Tandaseru — Sejumlah organisasi sipil seperti Environmental Rights Foundation bersama Aksi Ekologi dan Emansipasi Rakyat (AEER) dan Wahana lingkungan Hidup Indonesia (WALHI) mendampingi warga terdampak, perwakilan masyarakat adat, serta seorang pekerja dari anak perusahaan Walsin Lihwa di Indonesia, turut menyuarakan masalah kerusakan lingkungan di Pulau Halmahera, Maluku Utara, ke dunia internasional, Selasa (5/7/2025).
Mereka datang ke Taiwan dengan tuntutan meminta pertanggungjawaban Walsin Lihwa atas dugaan pelanggaran hak-hak pekerja, serta kerusakan lingkungan dalam rantai pasok nikel yang melibatkan Indonesia.
Suara-suara itu bagi mereka merupakan representasi warga Halmahera, yang saat ini tengah dihadapkan dengan tambang raksasa yang merampas, serta menghancurkan ruang hidup. Selain itu, mereka juga menyoroti masalah hak pekerja di Morowali, Sulawesi Tengah.

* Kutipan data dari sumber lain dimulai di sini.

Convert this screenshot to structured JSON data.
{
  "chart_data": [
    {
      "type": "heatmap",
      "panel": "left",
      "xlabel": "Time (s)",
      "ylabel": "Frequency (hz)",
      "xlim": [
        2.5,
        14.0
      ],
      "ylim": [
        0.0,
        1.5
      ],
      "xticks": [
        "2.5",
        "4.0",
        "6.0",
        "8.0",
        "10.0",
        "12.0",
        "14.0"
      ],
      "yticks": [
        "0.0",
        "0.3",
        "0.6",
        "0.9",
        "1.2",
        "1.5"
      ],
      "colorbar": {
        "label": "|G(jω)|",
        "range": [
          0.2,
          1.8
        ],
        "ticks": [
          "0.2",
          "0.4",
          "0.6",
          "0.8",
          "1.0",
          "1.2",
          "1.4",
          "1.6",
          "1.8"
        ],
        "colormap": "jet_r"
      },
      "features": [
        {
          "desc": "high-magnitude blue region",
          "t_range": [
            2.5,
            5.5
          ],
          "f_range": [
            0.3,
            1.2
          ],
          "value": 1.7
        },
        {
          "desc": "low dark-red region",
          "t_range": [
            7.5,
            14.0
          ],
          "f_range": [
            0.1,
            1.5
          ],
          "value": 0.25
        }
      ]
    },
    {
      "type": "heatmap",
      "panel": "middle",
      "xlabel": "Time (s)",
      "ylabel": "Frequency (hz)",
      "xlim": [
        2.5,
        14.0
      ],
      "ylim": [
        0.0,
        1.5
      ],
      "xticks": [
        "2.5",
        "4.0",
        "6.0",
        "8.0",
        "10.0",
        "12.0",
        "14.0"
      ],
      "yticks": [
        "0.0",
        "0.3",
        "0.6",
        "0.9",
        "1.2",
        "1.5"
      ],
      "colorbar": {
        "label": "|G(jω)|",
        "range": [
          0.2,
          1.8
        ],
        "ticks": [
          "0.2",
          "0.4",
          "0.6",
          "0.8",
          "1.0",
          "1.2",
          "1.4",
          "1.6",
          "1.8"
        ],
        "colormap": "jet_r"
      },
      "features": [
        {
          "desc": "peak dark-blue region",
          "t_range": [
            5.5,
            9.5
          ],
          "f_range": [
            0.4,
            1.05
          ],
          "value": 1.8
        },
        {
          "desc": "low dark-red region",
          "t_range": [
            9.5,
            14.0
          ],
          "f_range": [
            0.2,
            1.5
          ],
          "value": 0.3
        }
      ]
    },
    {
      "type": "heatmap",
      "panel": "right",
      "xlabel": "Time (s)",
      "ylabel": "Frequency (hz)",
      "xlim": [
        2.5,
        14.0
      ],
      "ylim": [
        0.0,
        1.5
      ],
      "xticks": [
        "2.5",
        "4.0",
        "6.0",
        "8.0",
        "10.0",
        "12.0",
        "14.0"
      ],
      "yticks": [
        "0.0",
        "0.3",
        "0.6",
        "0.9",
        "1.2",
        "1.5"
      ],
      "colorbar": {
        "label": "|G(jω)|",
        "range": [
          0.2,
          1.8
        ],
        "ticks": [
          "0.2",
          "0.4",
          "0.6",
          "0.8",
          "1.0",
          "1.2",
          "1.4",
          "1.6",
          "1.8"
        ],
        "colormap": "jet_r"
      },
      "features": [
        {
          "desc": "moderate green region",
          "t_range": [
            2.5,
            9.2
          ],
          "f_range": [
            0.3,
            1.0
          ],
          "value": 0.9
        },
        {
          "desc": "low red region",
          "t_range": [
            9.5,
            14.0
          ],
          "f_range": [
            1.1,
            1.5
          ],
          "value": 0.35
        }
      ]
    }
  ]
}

Adlun Fiqri, pendiri organisasi komunitas Fakawele, menekankan bahwa penambangan nikel tidak hanya menghancurkan lingkungan, tetapi juga mengakibatkan pelanggaran Hak Asasi Manusia (HAM) yang serius, terutama bagi komunitas adat Indonesia.
Menurut Adlun, perusahaan juga masih menggunakan Pembangkit Listrik Tenaga Uap (PLTU) berbahan bakar batubara, meski secara global mengklaim mendukung energi terbarukan dan perlindungan HAM, namun faktanya energi yang digunakan justru menjadi bencana, bagi warga lingkar tambang di Halmahera Tengah (Halteng).
“Kami menyerukan kepada perusahaan yang berinvestasi di Indonesia untuk berhenti mendapatkan nikel dari area pertambangan yang bermasalah, aksi ini juga menyoroti investasi Taiwan, baik di Morowali maupun Teluk Weda di Halteng,” kata Adlun.
Adlun menyampaikan, masalah-masalah ini telah menyebabkan kecelakaan yang sering terjadi dan mengakibatkan 30 persen pekerja, jatuh sakit setiap bulan. Mereka menduga bahwa manajemen senior Walsin di Taiwan, mungkin tidak menyadari kondisi tersebut.
Sehingga kedatangan pihaknya ke Taiwan bertujuan menyuarakan dampak lingkungan dari investasi perusahaan Taiwan di kawasan timur Indonesia, termasuk di Morowali, Sulawesi Tengah, dan Maluku Utara khususnya di Halteng.
Selain itu, lanjut Adlun, Walsin Lihwa juga memiliki anak perusahaan yang membangun fasilitas pengolahan (smelter) di kawasan Indonesia Weda Bay Industrial Park (IWIP). Ia juga menyinggung adanya pekerja di Morowali yang mengadukan masalah keselamatan dan kesehatan kerja (K3), serta hak-hak buruh lainnya.
“Kami datang menyampaikan bahwa investasi yang masuk ke Indonesia justru menimbulkan kerusakan lingkungan, pelanggaran HAM, serta mengabaikan hak masyarakat adat,” tegasnya.
Adlun menambahkan, delegasi juga menggelar konferensi pers dan melakukan dialog dengan perwakilan perusahaan untuk menyampaikan temuan mereka. Selain menemui pihak perusahaan, sejak Senin, 4 Agustus 2025, delegasi juga melakukan audiensi dengan Komnas HAM Taiwan dan sejumlah anggota parlemen.
“Kami sampaikan bahwa perusahaan asal Taiwan yang terlibat dalam rantai pasok industri nikel ini berkaitan dengan pelanggaran HAM dan perusakan lingkungan,” tegas Adlun.